Creedence, quilles et open-bar
Aux États-Unis, les fans du film des frères Coen organisent tous les ans depuis 2002 le « Lebowski Fest ». Forcément plus détendus que les Trekkies, les « Achievers », comme on les appelle, se regroupent par milliers (la fan page Facebook en comptabilise 106 000) tantôt à New York, Las Vegas, Louisville, Austin ou Los Angeles – ainsi qu’à Londres pour sa déclinaison européenne où le jovial événement a inspiré la création du festival « The Dude abides ». En 2014, la fiesta a eu lieu à Tampa (Floride) les 31 janvier et 1er février. Pendant ce week-end, les participants ont rendu un nouvel hommage vibrant à leur glandeur préféré. Au programme : screening du film, concerts et concours de sapes dudesques. Le lendemain, tournoi de bowling géant avec du Creedence en fond sonore et des fontaines de white russian en open-bar. La quasi intégralité des acteurs au casting s’y est déjà rendue, dont Jeff Bridges, tellement ravi par l’accueil qu’il a spontanément entonné, dans une procession tout à fait orgasmique, The Man in Me de Bob Dylan (2005, Los Angeles). Autre sommité dudesque qui y traîne régulièrement ses guêtres : Jeff Dowd, soit le personnage réel qui a inspiré les frères Coen pour le rôle de Jeffrey Lebowski. « C’est une force de la nature. Il est plein d’énergie, capable de parler pendant des heures d’activisme – il était membre du Seattle Liberation Front, mouvement radical contre la guerre du Vietnam, et l’un des sept cadors du Seattle Seven inculpé de complot visant à inciter à une émeute à la suite d'une violente manifestation au palais de justice (d’où l’existence du personnage de Walter Sobchak, vétéran du Vietnam et attachante antithèse du Dude, incarné par John Goodman, ndlr).
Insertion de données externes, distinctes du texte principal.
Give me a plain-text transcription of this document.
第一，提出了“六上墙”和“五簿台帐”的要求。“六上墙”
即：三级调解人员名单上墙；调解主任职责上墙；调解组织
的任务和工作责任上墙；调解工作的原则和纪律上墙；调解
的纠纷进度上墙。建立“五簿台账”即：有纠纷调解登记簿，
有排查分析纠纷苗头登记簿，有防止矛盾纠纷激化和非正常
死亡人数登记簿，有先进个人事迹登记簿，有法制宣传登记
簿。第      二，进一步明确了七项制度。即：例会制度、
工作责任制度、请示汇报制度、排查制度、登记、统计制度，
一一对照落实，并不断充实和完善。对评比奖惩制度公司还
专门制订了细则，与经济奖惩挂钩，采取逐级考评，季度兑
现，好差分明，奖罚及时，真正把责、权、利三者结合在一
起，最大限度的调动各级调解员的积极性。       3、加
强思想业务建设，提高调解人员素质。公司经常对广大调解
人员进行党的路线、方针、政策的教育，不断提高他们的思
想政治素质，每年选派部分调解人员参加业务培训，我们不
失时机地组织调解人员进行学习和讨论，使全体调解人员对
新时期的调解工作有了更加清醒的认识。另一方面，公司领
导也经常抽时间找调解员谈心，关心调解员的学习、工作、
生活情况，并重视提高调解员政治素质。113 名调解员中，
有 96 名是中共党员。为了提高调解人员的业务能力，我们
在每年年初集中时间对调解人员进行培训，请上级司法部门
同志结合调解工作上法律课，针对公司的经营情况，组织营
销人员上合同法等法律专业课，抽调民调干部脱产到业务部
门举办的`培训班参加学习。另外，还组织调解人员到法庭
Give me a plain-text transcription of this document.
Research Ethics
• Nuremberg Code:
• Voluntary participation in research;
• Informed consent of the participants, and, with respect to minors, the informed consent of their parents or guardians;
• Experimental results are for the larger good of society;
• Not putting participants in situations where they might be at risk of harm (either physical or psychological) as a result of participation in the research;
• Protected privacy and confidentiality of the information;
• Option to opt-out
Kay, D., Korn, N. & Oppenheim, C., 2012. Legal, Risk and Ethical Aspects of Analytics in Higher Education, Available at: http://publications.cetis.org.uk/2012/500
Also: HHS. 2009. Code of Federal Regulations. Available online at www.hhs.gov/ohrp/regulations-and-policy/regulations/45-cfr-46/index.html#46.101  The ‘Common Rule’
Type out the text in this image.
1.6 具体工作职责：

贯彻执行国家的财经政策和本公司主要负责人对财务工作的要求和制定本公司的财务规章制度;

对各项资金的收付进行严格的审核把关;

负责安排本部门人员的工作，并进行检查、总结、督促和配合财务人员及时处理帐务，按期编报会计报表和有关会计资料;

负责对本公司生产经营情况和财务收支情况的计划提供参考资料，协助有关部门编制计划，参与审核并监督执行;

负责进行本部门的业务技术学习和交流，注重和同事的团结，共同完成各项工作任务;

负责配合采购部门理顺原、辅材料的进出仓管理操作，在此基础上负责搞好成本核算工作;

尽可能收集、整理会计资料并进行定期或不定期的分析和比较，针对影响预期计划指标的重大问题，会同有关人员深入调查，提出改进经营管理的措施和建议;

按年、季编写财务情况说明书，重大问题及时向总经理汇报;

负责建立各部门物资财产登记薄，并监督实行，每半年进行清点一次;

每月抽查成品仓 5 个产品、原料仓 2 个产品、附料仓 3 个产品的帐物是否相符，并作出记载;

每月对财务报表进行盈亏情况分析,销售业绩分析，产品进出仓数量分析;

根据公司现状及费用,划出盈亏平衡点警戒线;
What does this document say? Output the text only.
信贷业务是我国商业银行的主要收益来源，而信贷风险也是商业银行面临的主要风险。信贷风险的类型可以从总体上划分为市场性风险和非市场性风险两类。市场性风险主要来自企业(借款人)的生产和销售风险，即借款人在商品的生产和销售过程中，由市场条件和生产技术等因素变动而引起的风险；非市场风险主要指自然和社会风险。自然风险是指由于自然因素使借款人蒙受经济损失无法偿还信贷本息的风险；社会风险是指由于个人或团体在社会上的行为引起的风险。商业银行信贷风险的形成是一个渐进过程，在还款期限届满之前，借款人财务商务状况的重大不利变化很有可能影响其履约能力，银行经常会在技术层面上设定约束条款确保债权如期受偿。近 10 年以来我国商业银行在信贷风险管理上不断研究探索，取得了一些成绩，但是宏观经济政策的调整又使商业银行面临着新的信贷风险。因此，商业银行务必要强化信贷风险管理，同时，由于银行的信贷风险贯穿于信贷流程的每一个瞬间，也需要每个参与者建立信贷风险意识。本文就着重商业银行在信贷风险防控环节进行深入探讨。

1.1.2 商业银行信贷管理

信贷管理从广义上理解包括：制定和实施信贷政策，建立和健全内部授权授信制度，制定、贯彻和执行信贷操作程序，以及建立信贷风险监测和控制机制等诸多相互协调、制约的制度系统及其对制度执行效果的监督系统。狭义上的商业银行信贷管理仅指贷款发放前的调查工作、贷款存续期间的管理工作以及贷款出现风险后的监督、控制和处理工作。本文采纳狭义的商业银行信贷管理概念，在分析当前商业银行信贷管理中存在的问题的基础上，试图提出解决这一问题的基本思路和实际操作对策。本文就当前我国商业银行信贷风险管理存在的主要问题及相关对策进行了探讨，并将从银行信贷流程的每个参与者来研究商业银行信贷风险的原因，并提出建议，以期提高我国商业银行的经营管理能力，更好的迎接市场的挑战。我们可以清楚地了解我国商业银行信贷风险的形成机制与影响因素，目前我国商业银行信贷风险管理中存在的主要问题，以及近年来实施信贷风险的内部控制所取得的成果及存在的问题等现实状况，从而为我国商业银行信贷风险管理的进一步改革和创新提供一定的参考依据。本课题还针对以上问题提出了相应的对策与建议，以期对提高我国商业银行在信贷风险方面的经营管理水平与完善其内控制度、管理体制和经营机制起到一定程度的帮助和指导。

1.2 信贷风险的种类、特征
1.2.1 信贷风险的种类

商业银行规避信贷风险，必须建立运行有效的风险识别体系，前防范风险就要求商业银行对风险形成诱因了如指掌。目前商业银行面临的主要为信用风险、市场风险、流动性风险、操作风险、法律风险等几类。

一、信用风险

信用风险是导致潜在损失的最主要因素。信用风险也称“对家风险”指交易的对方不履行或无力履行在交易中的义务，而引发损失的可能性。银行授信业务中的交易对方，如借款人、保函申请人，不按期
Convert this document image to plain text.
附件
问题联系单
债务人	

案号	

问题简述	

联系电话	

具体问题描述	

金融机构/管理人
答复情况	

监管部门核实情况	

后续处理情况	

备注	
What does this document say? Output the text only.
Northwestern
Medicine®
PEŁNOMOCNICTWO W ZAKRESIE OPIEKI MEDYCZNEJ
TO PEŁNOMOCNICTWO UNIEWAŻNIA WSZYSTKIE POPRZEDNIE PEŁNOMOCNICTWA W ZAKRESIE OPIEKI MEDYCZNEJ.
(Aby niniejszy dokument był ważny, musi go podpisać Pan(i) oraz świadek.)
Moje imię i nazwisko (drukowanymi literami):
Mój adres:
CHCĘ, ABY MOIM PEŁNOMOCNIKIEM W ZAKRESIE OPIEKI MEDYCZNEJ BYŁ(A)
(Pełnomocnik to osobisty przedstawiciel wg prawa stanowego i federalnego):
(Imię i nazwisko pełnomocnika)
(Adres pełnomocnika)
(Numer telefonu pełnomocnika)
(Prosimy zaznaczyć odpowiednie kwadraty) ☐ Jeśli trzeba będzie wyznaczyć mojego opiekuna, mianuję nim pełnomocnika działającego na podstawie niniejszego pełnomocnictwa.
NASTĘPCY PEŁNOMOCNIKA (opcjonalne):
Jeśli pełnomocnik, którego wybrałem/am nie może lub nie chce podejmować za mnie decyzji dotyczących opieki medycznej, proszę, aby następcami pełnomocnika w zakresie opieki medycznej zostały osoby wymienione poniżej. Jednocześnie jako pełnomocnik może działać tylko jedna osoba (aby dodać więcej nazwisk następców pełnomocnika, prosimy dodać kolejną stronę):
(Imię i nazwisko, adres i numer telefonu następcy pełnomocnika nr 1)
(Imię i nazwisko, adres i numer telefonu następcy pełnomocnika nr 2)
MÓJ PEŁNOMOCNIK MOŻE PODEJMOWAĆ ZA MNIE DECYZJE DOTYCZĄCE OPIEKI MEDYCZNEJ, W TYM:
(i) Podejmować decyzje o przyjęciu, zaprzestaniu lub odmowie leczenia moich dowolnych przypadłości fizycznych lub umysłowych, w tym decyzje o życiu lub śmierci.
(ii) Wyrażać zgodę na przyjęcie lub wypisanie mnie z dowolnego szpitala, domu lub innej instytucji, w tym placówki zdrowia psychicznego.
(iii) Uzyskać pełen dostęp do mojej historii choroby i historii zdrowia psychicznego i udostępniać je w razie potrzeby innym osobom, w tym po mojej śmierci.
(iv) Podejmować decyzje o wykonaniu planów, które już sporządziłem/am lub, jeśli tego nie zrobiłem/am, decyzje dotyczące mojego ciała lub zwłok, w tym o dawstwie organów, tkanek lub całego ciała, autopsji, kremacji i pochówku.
Il avoue lui-même être plus ambitieux que le personnage du film, mais il existe tout de même des similitudes frappantes : son lifestyle, sa coolitude, sa bonté, sa loyauté indéfectible envers ses amis, ce qui lui donne une aura tout à fait particulière et immédiatement bienfaitrice», nous explique Oliver Benjamin.

The Dudely Lama
Le monsieur qui nous parle, c’est le quasi-autoproclamé « Dudely Lama ». Journaliste globetrotter - une espèce d’Hunter S. Thompson sans le cynisme et la déglingue -, cet ex-étudiant en philosophie et en religions a une révélation en 2005 en visionnant le film des frères Coen. « Je me suis rendu compte que The Big Lebowski épousait la plupart des attitudes et des idées que j'avais apprécié dans les religions et les traditions spirituelles d’antan, mais sans tous les dogmes, les diktats menaçants, cloisonnants et les rituels débiles ». C’est la même année qu’il crée le « dudéisme ». Une énième religion pop et sectoïde ? Une pseudo-philosophie prêt-à-porter ? « Pas du tout, c’est parce que je n’ai vu que ça autour de moi et que, ayant étudié le film et sa puissance d’impact, j’ai décidé de porter le flambeau du dudéisme ». Un « art de vivre et de se la couler douce » basé sur la forme originelle de certaines religions et philosophies traditionnelles – le taoïsme, l’épicurisme, le stoïcisme – et d’autres mouvements de pensée datant de la période axiale. Selon Benjamin : « la question "est-ce que vous croyez en Dieu ?" est d’une absurdité totale ! C’est la raison pour laquelle le dudéisme est une religion non-théiste, ce qui ne signifie pas que nous sommes athées mais ce genre de questions ne nous concerne absolument pas puisque c’est invérifiable ».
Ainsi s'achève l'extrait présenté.